Durch die Gleichschaltung der Kindergärten während der nationalsozialistischen Diktatur 1933 bis 1945 wurde der Erhalt des Privatkindergartens zu einer besonders schwierigen und oft nur mit Verhandlungsgeschick zu lösenden Aufgabe: jede privatpädagogische Initiative war dem Reichsjugendamt verdächtig, besonders auch das Feiern von Ostern und Weihnachten. Während der Kriegsjahre wurde der Kindergarten so lange wie möglich offengehalten, bis der Beginn des Bombardements Hamburgs die Schließung nötig machte. Auf Initiative eines Arztes aus dem UK Eppendorf betreute Adele Will in dieser Zeit Kinder von Bombenopfern in der Lüneburger Heide und dem Kleinwalsertal.
Den Eltern der Kinder und auch „Ehemaligen“ stand Adele Will immer wieder mit Rat und Tat in schwierigen Erziehungs- und Familiensituationen zur Seite.

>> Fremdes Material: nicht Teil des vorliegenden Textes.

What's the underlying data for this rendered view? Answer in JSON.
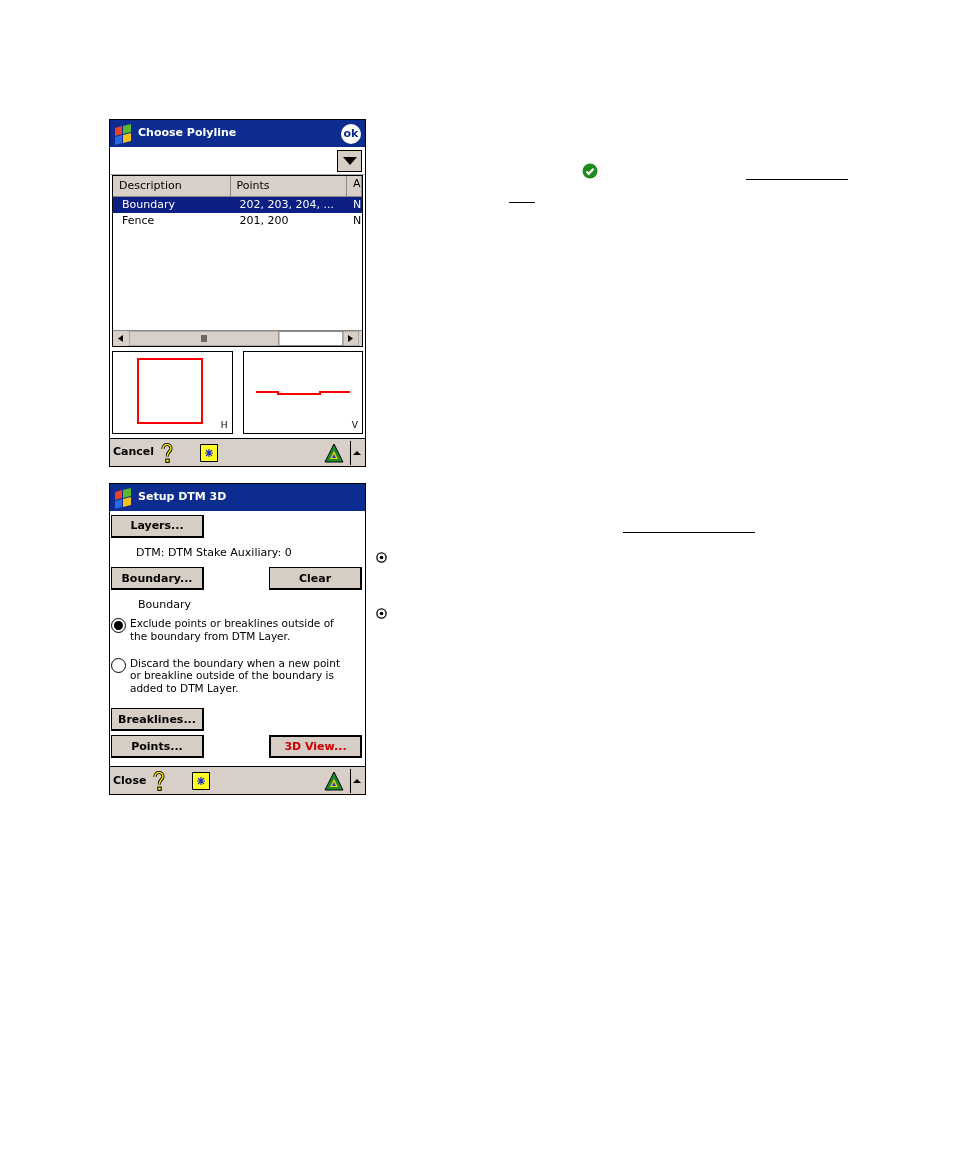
{
  "choose_polyline": {
    "title": "Choose Polyline",
    "ok_label": "ok",
    "columns": [
      "Description",
      "Points",
      "A"
    ],
    "rows": [
      {
        "cells": [
          "Boundary",
          "202, 203, 204, ...",
          "N"
        ],
        "selected": true
      },
      {
        "cells": [
          "Fence",
          "201, 200",
          "N"
        ],
        "selected": false
      }
    ],
    "previews": [
      {
        "kind": "plan",
        "label": "H"
      },
      {
        "kind": "profile",
        "label": "V"
      }
    ],
    "command": "Cancel"
  },
  "setup_dtm": {
    "title": "Setup DTM 3D",
    "items": [
      {
        "kind": "buttons",
        "buttons": [
          {
            "label": "Layers...",
            "default": false
          }
        ]
      },
      {
        "kind": "text",
        "text": "DTM: DTM Stake Auxiliary: 0"
      },
      {
        "kind": "buttons",
        "buttons": [
          {
            "label": "Boundary...",
            "default": false
          },
          {
            "label": "Clear",
            "default": false
          }
        ]
      },
      {
        "kind": "text",
        "text": "Boundary"
      },
      {
        "kind": "radio",
        "text": "Exclude points or breaklines outside of the boundary from DTM Layer.",
        "selected": true
      },
      {
        "kind": "radio",
        "text": "Discard the boundary when a new point or breakline outside of the boundary is added to DTM Layer.",
        "selected": false
      },
      {
        "kind": "buttons",
        "buttons": [
          {
            "label": "Breaklines...",
            "default": false
          }
        ]
      },
      {
        "kind": "buttons",
        "buttons": [
          {
            "label": "Points...",
            "default": false
          },
          {
            "label": "3D View...",
            "default": true
          }
        ]
      }
    ],
    "command": "Close"
  }
}
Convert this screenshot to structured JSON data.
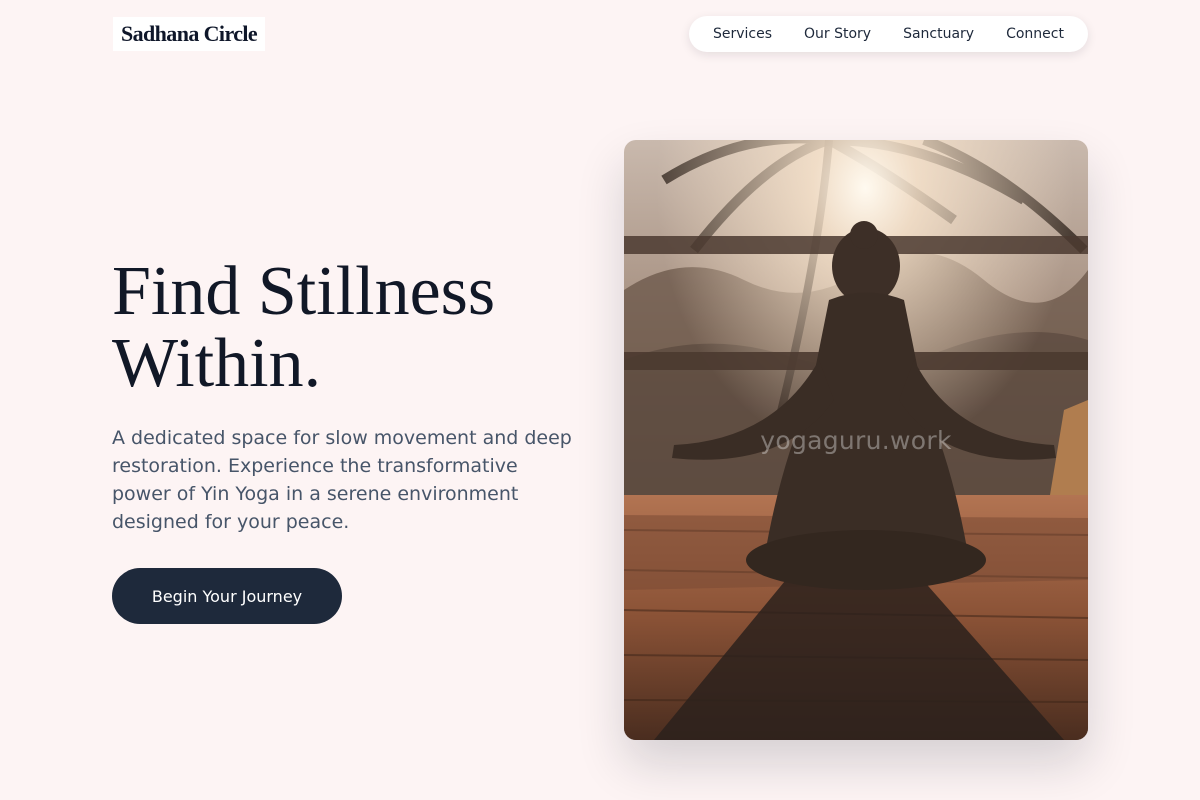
{
  "brand": {
    "name": "Sadhana Circle"
  },
  "nav": {
    "items": [
      {
        "label": "Services"
      },
      {
        "label": "Our Story"
      },
      {
        "label": "Sanctuary"
      },
      {
        "label": "Connect"
      }
    ]
  },
  "hero": {
    "title_line1": "Find Stillness",
    "title_line2": "Within.",
    "description": "A dedicated space for slow movement and deep restoration. Experience the transformative power of Yin Yoga in a serene environment designed for your peace.",
    "cta_label": "Begin Your Journey",
    "image": {
      "icon": "meditation-photo",
      "watermark": "yogaguru.work"
    }
  },
  "colors": {
    "background": "#fdf4f4",
    "text_dark": "#111827",
    "text_muted": "#475569",
    "button_bg": "#1e293b",
    "button_text": "#ffffff"
  }
}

Viele hielten über Jahrzehnte den Kontakt, manche waren inzwischen selber (Groß-)Eltern und brachten ihre Kinder zu „Tante Will“ in den „Winkel 21“.
Adele Will 1986; Quelle: privat
Eltern und Ehemaligen regten später zwei Ehrungen an: 1986 – bald nach dem sechzigjährigen Jubiläum und kurz vor dem Eintritt in den Ruhestand – verlieh ihr Bundespräsident Richard von Weizsäcker das Bundesverdienstkreuz am Bande „für ihr beispielhaftes Engagement bei der Betreuung von Kindern“. Sie nahm den Orden nur entgegen: „stellvertretend für meine Kolleginnen der anderen privaten Kindergärten Hamburgs“. Einige Jahre war sie deren Sprecherin im „Verein der privaten Kindergärten von Hamburg und Umgebung“ gewesen.

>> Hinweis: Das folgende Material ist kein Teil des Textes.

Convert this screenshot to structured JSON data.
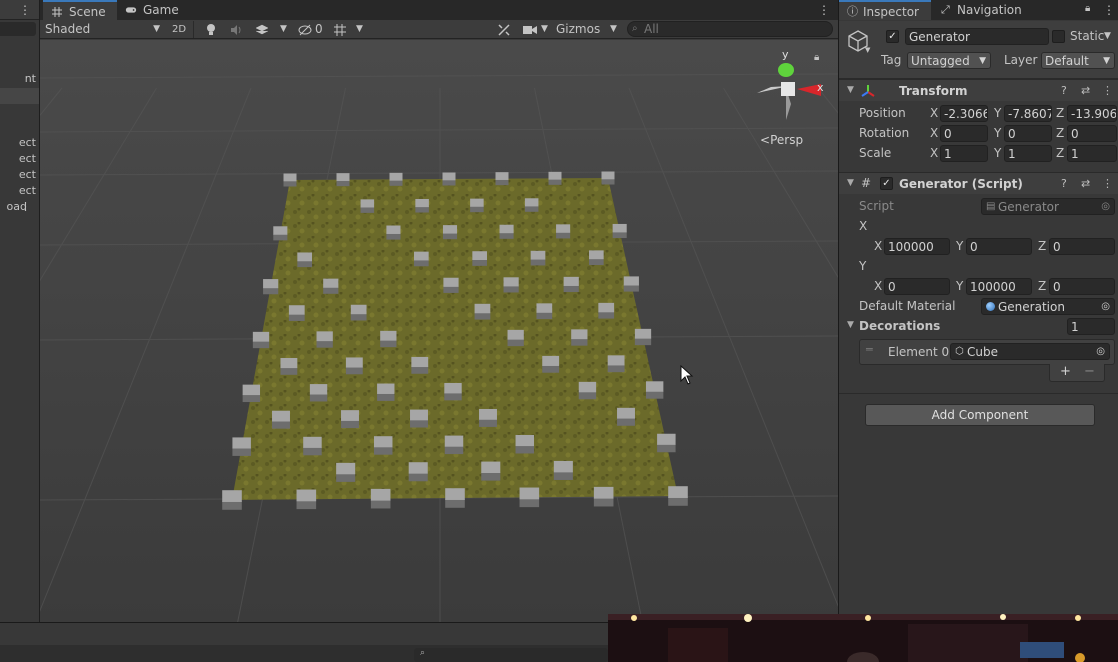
{
  "hierarchy": {
    "visible_item_fragments": [
      "nt",
      "ect",
      "ect",
      "ect",
      "ect",
      "oad"
    ]
  },
  "scene_tabs": [
    {
      "label": "Scene",
      "icon": "grid-icon",
      "active": true
    },
    {
      "label": "Game",
      "icon": "gamepad-icon",
      "active": false
    }
  ],
  "scene_toolbar": {
    "draw_mode": "Shaded",
    "toggle_2d": "2D",
    "hidden_count": "0",
    "gizmos": "Gizmos",
    "search_placeholder": "All"
  },
  "gizmo": {
    "y_label": "y",
    "x_label": "x",
    "projection": "Persp"
  },
  "inspector_tabs": [
    {
      "label": "Inspector",
      "icon": "info-icon",
      "active": true
    },
    {
      "label": "Navigation",
      "icon": "compass-icon",
      "active": false
    }
  ],
  "object": {
    "name": "Generator",
    "static_label": "Static",
    "tag_label": "Tag",
    "tag_value": "Untagged",
    "layer_label": "Layer",
    "layer_value": "Default"
  },
  "transform": {
    "title": "Transform",
    "rows": [
      {
        "label": "Position",
        "x": "-2.3066",
        "y": "-7.8607",
        "z": "-13.906"
      },
      {
        "label": "Rotation",
        "x": "0",
        "y": "0",
        "z": "0"
      },
      {
        "label": "Scale",
        "x": "1",
        "y": "1",
        "z": "1"
      }
    ]
  },
  "generator": {
    "title": "Generator (Script)",
    "script_label": "Script",
    "script_value": "Generator",
    "x_label": "X",
    "x_vec": {
      "x": "100000",
      "y": "0",
      "z": "0"
    },
    "y_label": "Y",
    "y_vec": {
      "x": "0",
      "y": "100000",
      "z": "0"
    },
    "default_material_label": "Default Material",
    "default_material_value": "Generation",
    "decorations_label": "Decorations",
    "decorations_count": "1",
    "element0_label": "Element 0",
    "element0_value": "Cube",
    "add_symbol": "+",
    "remove_symbol": "−"
  },
  "add_component_label": "Add Component",
  "axis_letters": {
    "x": "X",
    "y": "Y",
    "z": "Z"
  },
  "colors": {
    "accent": "#3a79bb",
    "gizmo_y": "#5fd33c",
    "gizmo_x": "#d8262b",
    "terrain": "#6b6a2a",
    "cube": "#9a9a9a"
  }
}
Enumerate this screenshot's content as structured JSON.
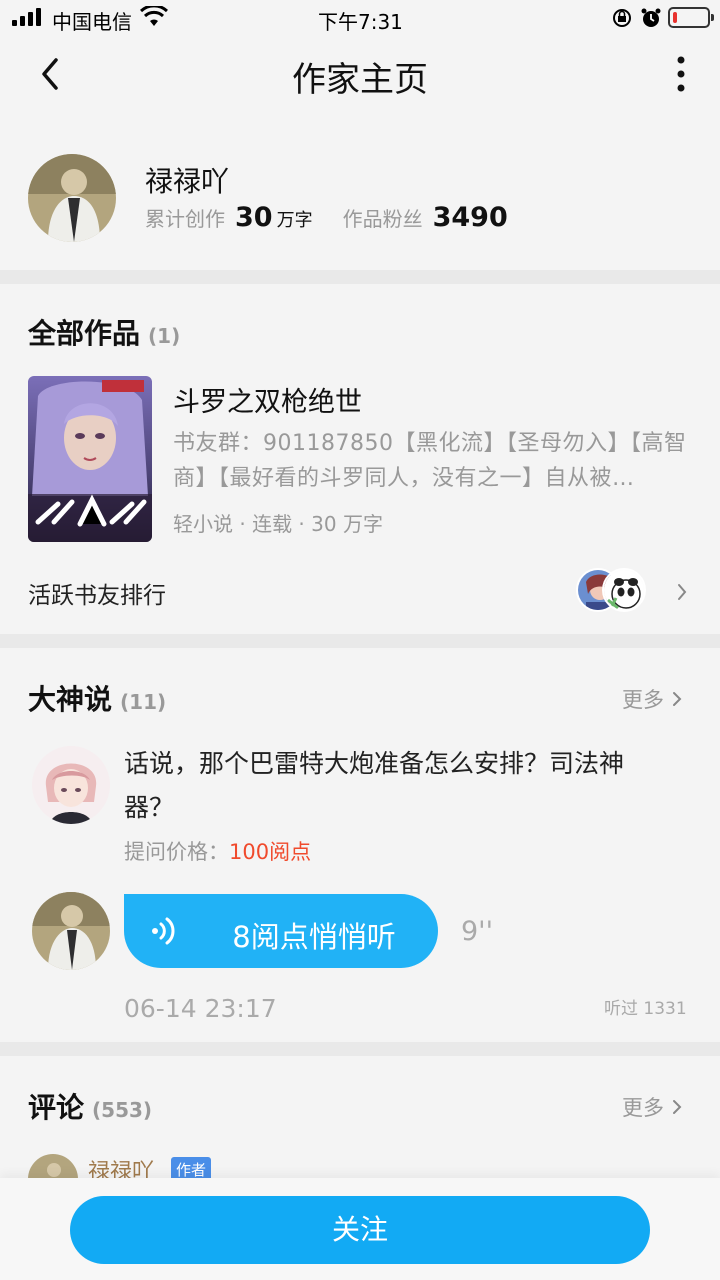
{
  "status_bar": {
    "carrier": "中国电信",
    "time": "下午7:31",
    "battery_level": 0.12,
    "icons": [
      "signal-icon",
      "wifi-icon",
      "rotation-lock-icon",
      "alarm-icon",
      "battery-icon"
    ]
  },
  "nav": {
    "title": "作家主页",
    "back_icon": "chevron-left-icon",
    "more_icon": "more-vertical-icon"
  },
  "profile": {
    "name": "禄禄吖",
    "total_label": "累计创作",
    "total_value": "30",
    "total_unit": "万字",
    "fans_label": "作品粉丝",
    "fans_value": "3490"
  },
  "works": {
    "title": "全部作品",
    "count": "(1)",
    "book": {
      "title": "斗罗之双枪绝世",
      "description": "书友群：901187850【黑化流】【圣母勿入】【高智商】【最好看的斗罗同人，没有之一】自从被…",
      "meta": "轻小说 · 连载 · 30 万字"
    },
    "fans_rank_label": "活跃书友排行"
  },
  "qa": {
    "title": "大神说",
    "count": "(11)",
    "more": "更多",
    "question": "话说，那个巴雷特大炮准备怎么安排？司法神器？",
    "price_label": "提问价格：",
    "price_value": "100阅点",
    "voice_label": "8阅点悄悄听",
    "duration": "9''",
    "time": "06-14 23:17",
    "listened": "听过 1331"
  },
  "comments": {
    "title": "评论",
    "count": "(553)",
    "more": "更多",
    "first_commenter": "禄禄吖",
    "author_tag": "作者"
  },
  "bottom": {
    "follow_label": "关注"
  },
  "colors": {
    "accent": "#12aaf4",
    "voice": "#21b2f6",
    "price": "#f04a2c",
    "tag": "#4a8ee8"
  }
}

1990 wurde ihr der Portugaleser Talers in Bronze „BÜRGER DANKEN“ durch den „Zentralausschuss Hamburgischer Bürgervereine v. 1886“ übereicht.
Ehrenamtlich engagierte sie sich in der Ökumene ihrer Kirchengemeinde St. Antonius sowie im Seniorenheim Anscharhöhe in Eppendorf, wo sie auch ihren Lebensabend verbrachte.